Geldern Wenn Jesus in Geldern geboren wäre
Geldern · Schülerinnen der Liebfrauenschule haben im Religionsunterricht ein besonderes Weihnachtsprojekt auf die Beine gestellt: Sie haben Josef, Maria und das Jesuskind in neue Szenerien gesetzt – mitten in der Stadt.
Maria und Josef stehen unter der Unterführung am Bahnhof, das Jesuskind liegt in seiner Krippe im Parkhaus von Kaufland oder vor der Aufschrift „Sehnsucht“ der JVA in Pont. Wenn Jesus heute in Geldern zur Welt käme, wäre das nicht im Seeparkhotel Janssen, da sind sich die Schülerinnen der 9a der Liebfrauenschule in Geldern sicher. In Frage kämen ganz einfache Orte, nicht nobel oder schön, eher schäbig und verlassen. So wie im Stall in Bethlehem, zwischen Kühen und Schafen.
Um ins Gedächtnis der Gelderner zu holen, dass Weihnachten nicht nur idyllisch ist, haben sich die 31 Schülerinnen mit ihrem Religionslehrer Joachim Domogala ein ganz besonderes Projekt ausgedacht. Sie haben elf Krippen gebaut, die Josef, Maria und Jesus in ganz neue Szenerien setzen – am Flughafen in Weeze etwa, vor der Halfpipe auf der Skateranlage, an der Bushaltestelle am Markt. Die Krippen werden in den Schaufenstern von zehn Gelderner Läden zu sehen sein – mindestens den gesamten Dezember und vielleicht auch darüber hinaus, sagt Joachim Domogala.
„Anfangs waren wir ein bisschen skeptisch“, sagt Hannah, eine der Schülerinnen. „Wir hatten von uns aus nie über diese Frage nachgedacht, wo Jesus heute geboren werden würde.“ Joachim Domogala hatte ein ähnliches Projekt in Köln gesehen und den Schülerinnen Fotos davon mitgebracht. „Ab da hat das Projekt eine ganz eigene Dynamik entwickelt“, sagt der Lehrer für katholische Religion. „Den Mädchen kamen viele Ideen aus Geldern und Umgebung. Schließlich hatten wir eine riesige Auswahl an Bildern gesammelt.“
In mehreren Gruppen haben die Schülerinnen die Fotos für die Krippen selbst geschossen, waren dafür in der ganzen Stadt unterwegs. Auch in Weeze am Flughafen ist ein Bild entstanden. „Uns war wichtig, dass man sofort erkennt, wo die Krippenfiguren stehen“, sagt Schülerin Lisa Marie. „Und wir wollten Orte finden, an denen viele Menschen unterwegs sind, aber eher vorbeigehen als stehen bleiben.“ Darum ist auch ein Bild der Maria-Magdalena-Kirche nicht in die engere Auswahl gekommen: Es war zu behaglich und zu gut besucht.

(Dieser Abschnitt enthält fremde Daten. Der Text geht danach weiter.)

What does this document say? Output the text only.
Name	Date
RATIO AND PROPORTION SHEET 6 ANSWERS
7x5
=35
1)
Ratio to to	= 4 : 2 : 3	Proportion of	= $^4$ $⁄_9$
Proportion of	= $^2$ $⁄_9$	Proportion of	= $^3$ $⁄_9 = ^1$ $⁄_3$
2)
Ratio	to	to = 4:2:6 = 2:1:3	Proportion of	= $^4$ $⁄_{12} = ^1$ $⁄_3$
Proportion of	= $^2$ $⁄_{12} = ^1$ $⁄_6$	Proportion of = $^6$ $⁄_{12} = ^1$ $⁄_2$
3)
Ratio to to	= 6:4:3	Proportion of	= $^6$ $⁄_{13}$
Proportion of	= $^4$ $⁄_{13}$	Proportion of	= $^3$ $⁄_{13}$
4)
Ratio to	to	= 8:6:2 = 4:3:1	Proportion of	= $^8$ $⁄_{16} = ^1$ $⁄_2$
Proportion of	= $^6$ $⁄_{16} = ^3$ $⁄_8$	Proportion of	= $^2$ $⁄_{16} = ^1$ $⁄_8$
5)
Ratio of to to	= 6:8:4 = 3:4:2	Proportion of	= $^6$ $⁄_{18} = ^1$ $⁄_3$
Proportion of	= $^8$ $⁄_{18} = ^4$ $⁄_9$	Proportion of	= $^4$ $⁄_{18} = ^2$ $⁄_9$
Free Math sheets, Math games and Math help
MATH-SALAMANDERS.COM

Die Krippenfiguren haben die Schülerinnen selbst mitgebracht, auf Dachböden gewühlt, bei Bekannten und Verwandten rumgefragt und schließlich elf Exemplare zusammenbekommen.
Um die fertigen Krippen auch ausstellen zu können, haben die Schülerinnen in Gelderner Läden angefragt, ob sie die Exponate in ihre Schaufenster stellen. Ein Geschäftsmann, so berichtet Joachim Domogala, hat gesagt: „So einen alten Bahnhof will doch keiner sehen, vor allem nicht in der Weihnachtszeit.“
Doch darum geht es den Schülerinnen nicht. „Wir wollen den Leuten nicht das Weihnachtsfest verderben oder sie provozieren mit einer nicht traditionellen Krippe“, sagen sie. „Wir wollen zum Nachdenken anregen.“ Damit Weihnachten nicht zu einem Fest ohne Inhalt werde, wollen sie auf die Ursprünge hinweisen. „Was feiern wir da eigentlich? Diese Frage steht im Mittelpunkt.“ Nun werden in dem Laden des Geschäftsmanns auch Krippen stehen. „Für die Geschäfte ist das auch ein Gewinn. Passanten bleiben am Schaufenster stehen und fragen sich, was es mit der Krippe auf sich hat.“ In den Läden sollen dann Flyer ausliegen, die das Projekt erläutern.
Zeitplan Der Startschuss für das Projekt soll am Freitag, 30. November, fallen. Ab 11 Uhr wollen die Schülerinnen dann ihre Krippen den Passanten auf dem Gelderner Marktplatz vorstellen und ihnen die Idee dahinter erklären. Danach kommen die Krippen in die jeweiligen Schaufenster.